The google drive address below contains the draft for NMOHVA's comments on the Rico-West Dolores Travel Management EIS. The comments are essentially complete with the exception of a little final "polish". I am posting them here a few days before the comment deadline (7/15/16) to help people craft their own set of comments. Hopefully our ideas will help get your juices flowing and result in additional input to the Forest Service.
It says folder not found when i check that link
Argh! Forgot to make the link public. Try it again.....
Pure Gold!! Thank you!!
Thank you, I reviewing it now but am already more than impressed with the thoroughness of your work
Very nice piece of work by Mr. Workmeister and the NMOHVA. Bravo to all of them. While I am not capable of making such a quality analysis and response, I would recommend including the specific other good points mentioned in posts above which refers to the 180 degree opposite position they are proposing currently vs. the positions their own analysts determined only about 4-6 years ago in their systemic review. I also sent the USFS a detailed proposal which can be found in my post above, which contains some points and ideas which may be useful as well in the NMOHVA's efforts to the fight the unjust proposals of the USFS. By confronting them with their illogical and inconsistent approaches, the NMOHVA's points have made it clear to them they have conducted a very unprofessional and biased review, not based on data and fact, and their proposals are being influenced by individuals who are somehow tainting their judgement. This leads to strong suspicion of illicit actions and benefits to the USFS staff who are in a position to steer this in a direction that benefits Duncan Hot Springs owners and management, at our expense. The public is NOT being served.
Its clear to me that USFS engaged in a result oriented analysis by failing to follow the logical issue identification then, and only then, the proposal of alternatives. They decided what they wanted to do, then set about finding justifications for it. It is a blatant attempt to favor one user group over another and give a private landowner outsized influence over the decision making with respect to public lands. I applaud the effort and rigorous analysis of the New Mexico group and believe it sets the stage for how any ensuing litigation will proceed. I was just on Winter Trail a couple days ago and there is absolutely no negative impact to the wetlands, only a tiny narrow strip that constitutes the trail with no braiding or evidence of large mud holes forming. Of course, I saw no one all day on any of the trails.
jimmex, good comments.
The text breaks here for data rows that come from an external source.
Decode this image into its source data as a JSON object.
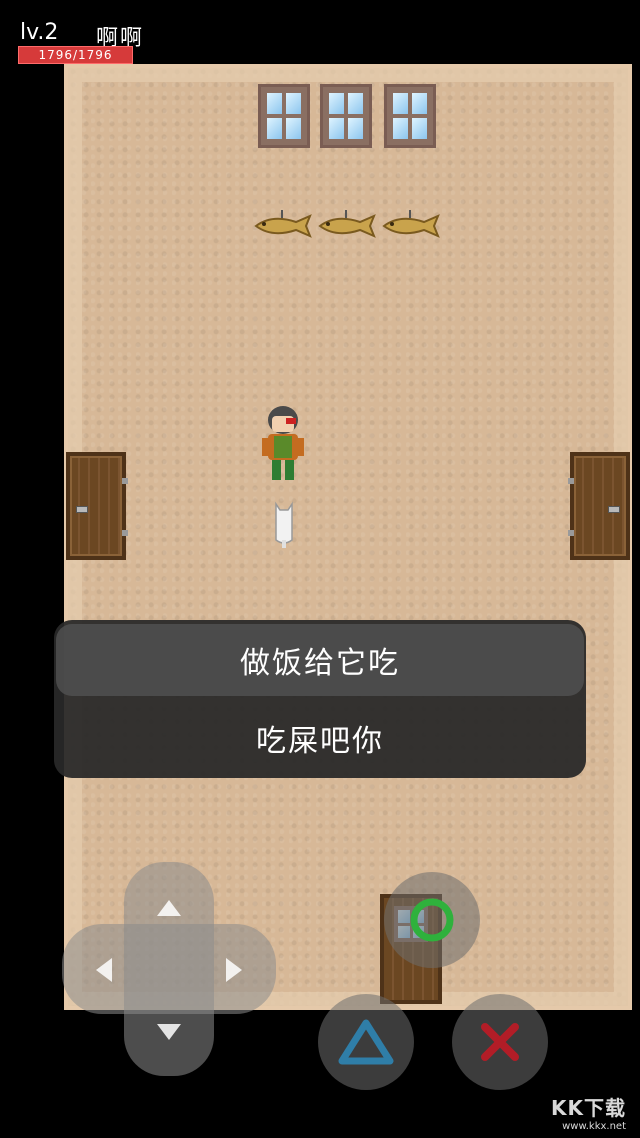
{
  "hud": {
    "level": "lv.2",
    "name": "啊啊",
    "hp": "1796/1796"
  },
  "menu": {
    "options": [
      "做饭给它吃",
      "吃屎吧你"
    ]
  },
  "controls": {
    "dpad": [
      "up",
      "down",
      "left",
      "right"
    ],
    "buttons": [
      "circle",
      "triangle",
      "cross"
    ],
    "colors": {
      "circle": "#2fb13c",
      "triangle": "#2f7ea8",
      "cross": "#b21d27"
    }
  },
  "watermark": {
    "brand": "KK下载",
    "url": "www.kkx.net"
  }
}
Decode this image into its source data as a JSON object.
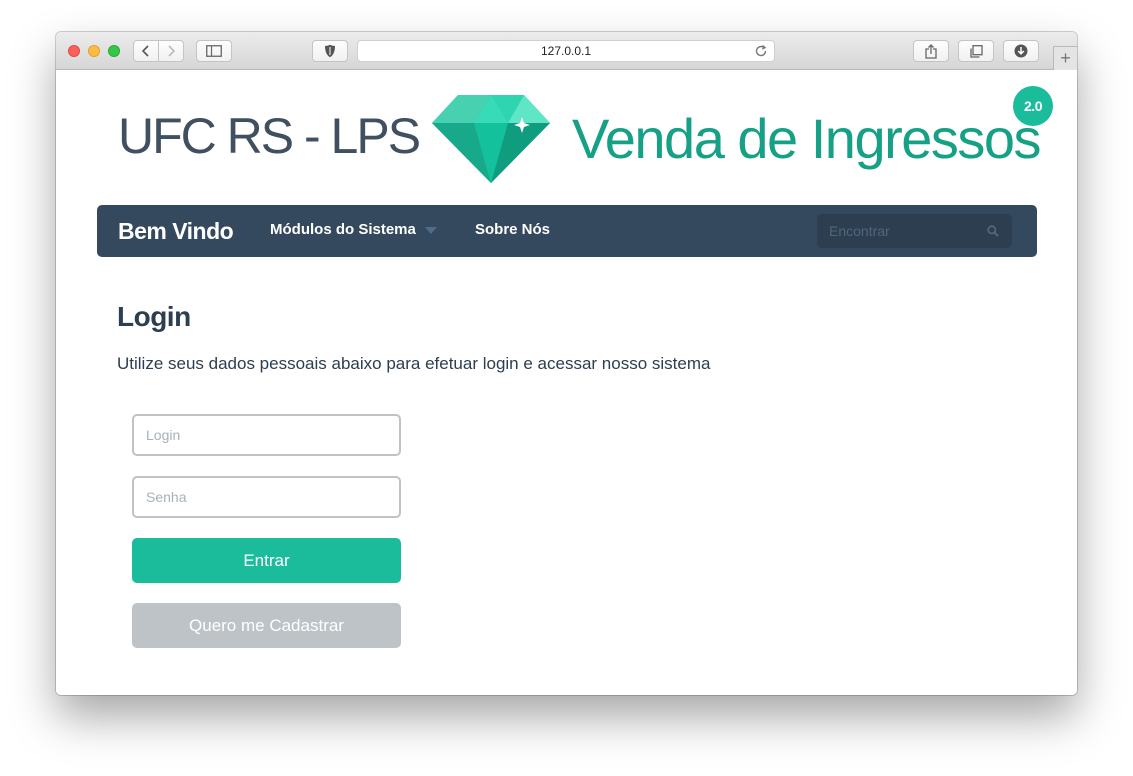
{
  "browser": {
    "url": "127.0.0.1",
    "new_tab_label": "+"
  },
  "banner": {
    "left_text": "UFC RS - LPS",
    "right_text": "Venda de Ingressos",
    "version": "2.0",
    "logo_icon": "diamond-icon"
  },
  "navbar": {
    "brand": "Bem Vindo",
    "modules_label": "Módulos do Sistema",
    "about_label": "Sobre Nós",
    "search_placeholder": "Encontrar"
  },
  "login": {
    "title": "Login",
    "subtitle": "Utilize seus dados pessoais abaixo para efetuar login e acessar nosso sistema",
    "login_placeholder": "Login",
    "password_placeholder": "Senha",
    "submit_label": "Entrar",
    "register_label": "Quero me Cadastrar"
  },
  "colors": {
    "accent": "#1abc9c",
    "accent_dark": "#16a085",
    "navbar": "#34495e",
    "secondary_button": "#bdc3c7"
  }
}
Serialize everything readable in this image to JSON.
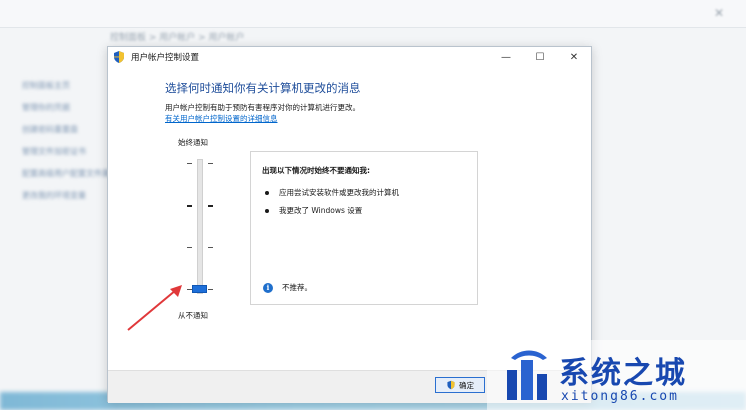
{
  "background": {
    "breadcrumb": "控制面板 > 用户帐户 > 用户帐户",
    "side_items": [
      "控制面板主页",
      "管理你的凭据",
      "创建密码重置盘",
      "管理文件加密证书",
      "配置高级用户配置文件属性",
      "更改我的环境变量"
    ]
  },
  "dialog": {
    "title": "用户帐户控制设置",
    "heading": "选择何时通知你有关计算机更改的消息",
    "description": "用户帐户控制有助于预防有害程序对你的计算机进行更改。",
    "help_link": "有关用户帐户控制设置的详细信息",
    "slider": {
      "top_label": "始终通知",
      "bottom_label": "从不通知",
      "levels": 4,
      "selected_level": 1
    },
    "info_box": {
      "title": "出现以下情况时始终不要通知我:",
      "bullets": [
        "应用尝试安装软件或更改我的计算机",
        "我更改了 Windows 设置"
      ],
      "note": "不推荐。"
    },
    "ok_label": "确定"
  },
  "watermark": {
    "name": "系统之城",
    "url": "xitong86.com"
  },
  "colors": {
    "heading": "#1e4d9a",
    "link": "#0066cc",
    "slider_thumb": "#1e6fd9",
    "arrow": "#e0383a",
    "watermark": "#1848b0"
  }
}
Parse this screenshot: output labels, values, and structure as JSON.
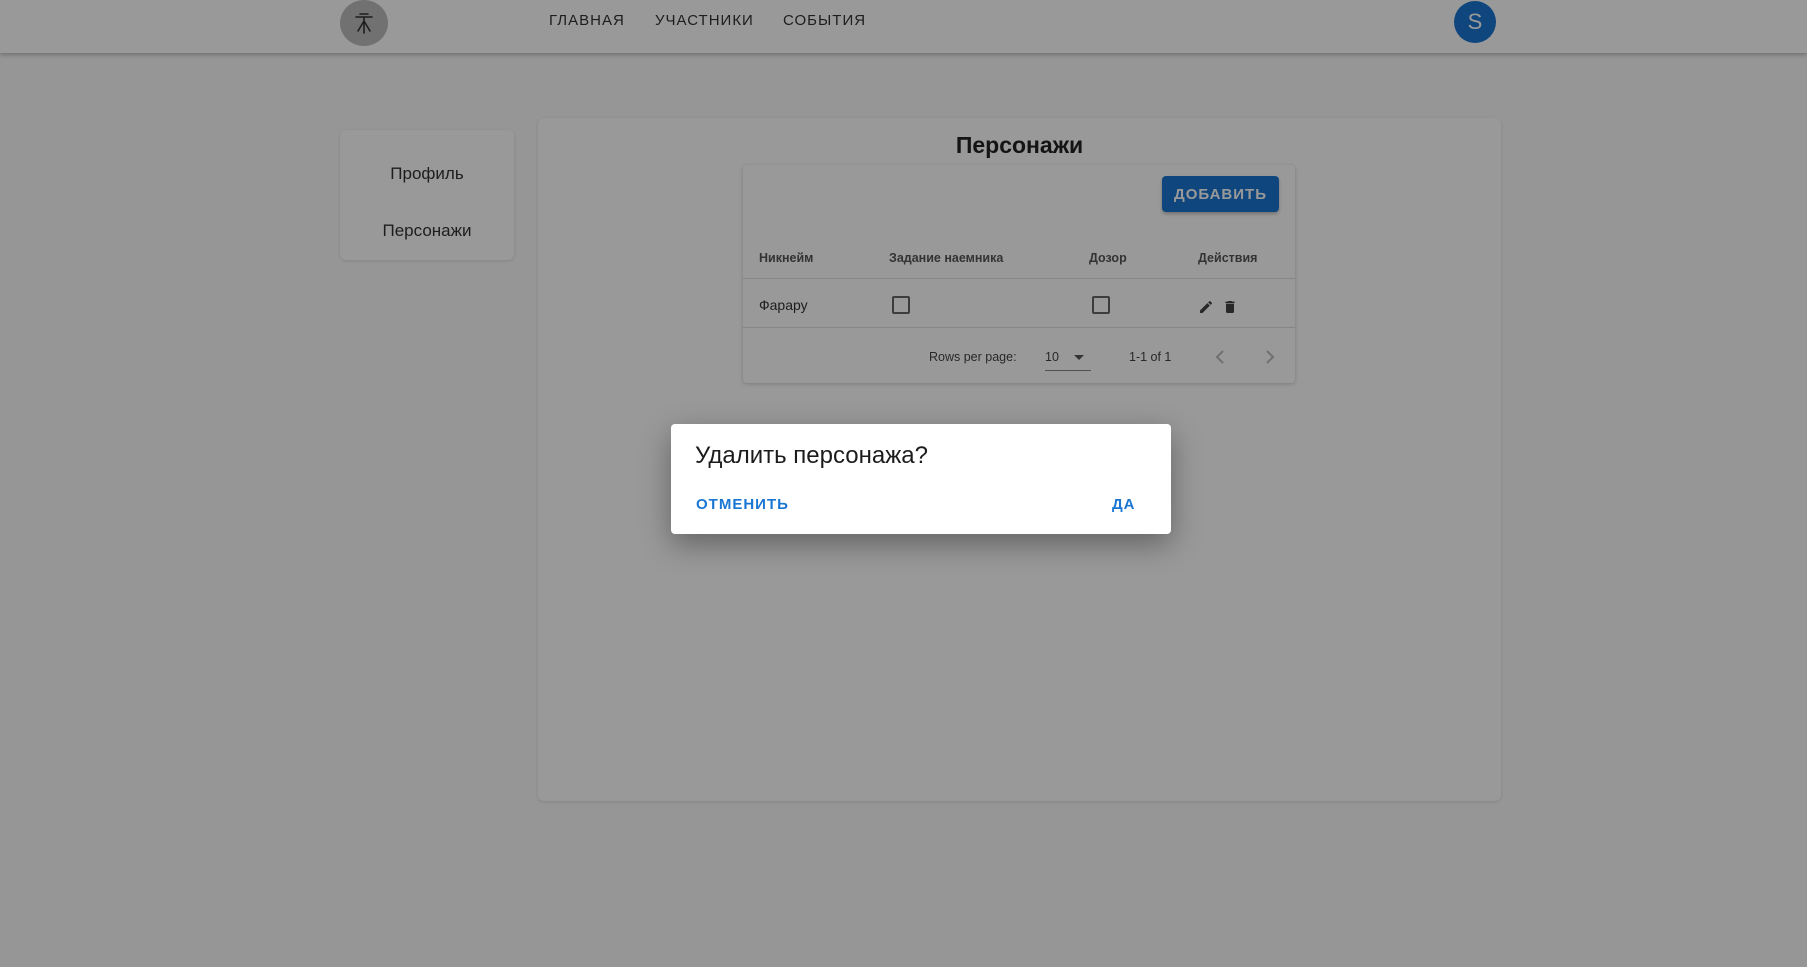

Do you have any pics of what you observed that you could send to the USFS along with your observations to discredit their claims, as well as send them to NMOHVA so they can utilize this data as well?
Sure, it'll give me a reason to go back up there soon.
What BS. I stopped by their office at the ranch one just to possibly meet these idiots. But I didn't piss in their mailbox.
Wow Mark! That sure sets the stage for a challenge. I've got the elk stuff and a few other things at a high level in my comments which I'm gonna send in a few minutes.
One important note...Ivan Messinger's Biological Assessment is indicated as a 'DRAFT'...it seems to me that, if a document is supposed to be substantive to the determination of alternatives, and supposed to help us understand the proposed alternatives based upon it, it should be a final copy. Other supporting documents too are DRAFTS...the Hydrology Report and Wildlife Report. This appears to me to be yet another 'flaw' in the whole process. Thus, I have included, in my comments, by reference, the sworn testimony of Wu, Messinger and Bouton, and I'm going to point this out.
To those who might be new to this issue...and don't have time to get intimate with everything...even if you can make some simple comments, it could prove to be important because it establishes you as a party who could later challenge any subsequent action. In other words, if you don't comment, you have no standing to challenge the result.